U.S. congressional candidate Brianna Wu says the government has a role to play in the fight against Internet trolls, a stance inspired in part by the backlash against Marvel Studios' female-led Captain Marvel.

"It's kind of a familiar story at this point, right? We were here with Ghostbusters — it seems like any time a woman steps forward and tries to put her toe in the water for a male-dominated field, we're right back here. It's so frustrating," Wu said on Bloomberg Technology, citing the controversy that surrounded Paul Feig's all-female Ghostbusters reboot.

Asked by host Emily Chang if social media sites like Facebook and Twitter are doing enough to curb trolls and harassment even amid a shift toward privacy, Wu said she "absolutely" believes it's a gendered issue, adding, "It affects men too, for sure."

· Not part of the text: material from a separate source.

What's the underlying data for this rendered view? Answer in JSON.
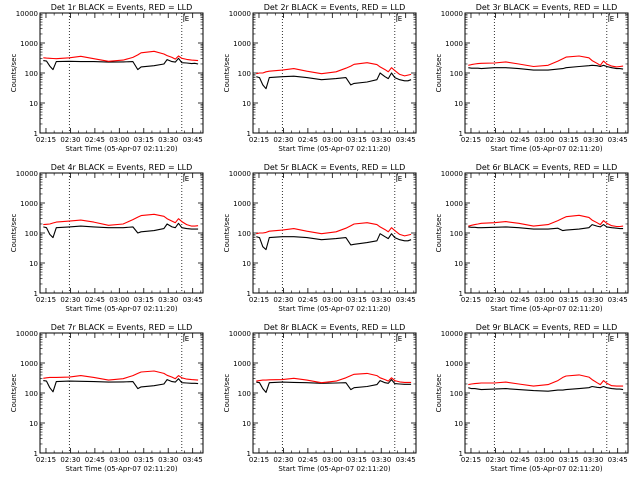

When asked if legislation needs to be introduced to better control online hostilities, Wu answered, "I think that there is certainly a role in Washington for us to address what women face both in the tech industry, and what users face on the other side."

"Something we've seen is really big promises from Facebook, from Twitter, from Reddit, from all these companies, that they're going to address this situation," Wu added.

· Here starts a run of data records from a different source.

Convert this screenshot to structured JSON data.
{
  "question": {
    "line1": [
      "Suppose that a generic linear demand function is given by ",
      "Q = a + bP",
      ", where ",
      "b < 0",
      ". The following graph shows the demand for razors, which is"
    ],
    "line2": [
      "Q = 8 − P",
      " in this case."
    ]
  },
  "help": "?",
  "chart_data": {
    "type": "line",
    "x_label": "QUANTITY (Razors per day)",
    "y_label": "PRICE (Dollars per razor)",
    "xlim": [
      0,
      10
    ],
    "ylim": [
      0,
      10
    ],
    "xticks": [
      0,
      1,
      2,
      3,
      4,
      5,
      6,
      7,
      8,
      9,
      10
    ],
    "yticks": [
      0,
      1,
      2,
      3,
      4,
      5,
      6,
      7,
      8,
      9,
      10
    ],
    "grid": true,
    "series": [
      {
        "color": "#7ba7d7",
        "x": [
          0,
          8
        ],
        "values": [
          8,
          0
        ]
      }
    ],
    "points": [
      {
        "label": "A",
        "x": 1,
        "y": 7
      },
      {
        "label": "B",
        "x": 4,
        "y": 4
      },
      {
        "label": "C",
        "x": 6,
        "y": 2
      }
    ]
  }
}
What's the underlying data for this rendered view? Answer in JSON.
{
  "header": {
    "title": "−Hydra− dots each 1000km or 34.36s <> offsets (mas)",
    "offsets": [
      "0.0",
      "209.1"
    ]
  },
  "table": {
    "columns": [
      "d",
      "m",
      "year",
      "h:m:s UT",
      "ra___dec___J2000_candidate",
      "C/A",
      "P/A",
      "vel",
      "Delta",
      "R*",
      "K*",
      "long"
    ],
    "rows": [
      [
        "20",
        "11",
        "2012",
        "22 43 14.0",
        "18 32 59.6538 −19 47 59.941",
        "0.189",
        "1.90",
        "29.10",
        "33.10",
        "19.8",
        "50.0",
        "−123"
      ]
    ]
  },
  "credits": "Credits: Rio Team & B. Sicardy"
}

"For me, looking at this in 2019, it's very hard for me to point to one thing that has concretely changed for women in the tech industry, so I do think Washington has a role to play."

Prompted to describe what this legislation could look like, Wu pointed to the self-regulated video game industry.

"I think it starts with letting these companies know that Washington is going to take it seriously," Wu said.

"In the video game industry, famously, they held hearings about violence in the '90s, and then the video game industry looked at it and said, 'If we don't get serious about this, they're going to regulate our field.' And then our industry formed the ESRB and self-regulated, and it works amazingly well. What I think will happen is if you have people in Washington sitting on the Science, Space and Technology subcommittee looking at this, that that threat of real legislation coming down the pipe will cause these companies to finally do the right thing."

Disney-owned Marvel Studios' first female-led superhero movie was targeted on Rotten Tomatoes, where review bombers dropped its anticipation rating to the lowest of any Marvel Cinematic Universe entry. Its abuse resulted in the complete removal of the feature.

Despite the online pushback facing Captain Marvel, the Brie Larson and Samuel L. Jackson starrer is eyeing a $350 million global opening weekend.

Captain Marvel releases to theaters tonight. Larson next returns in Avengers: Endgame, out April 26.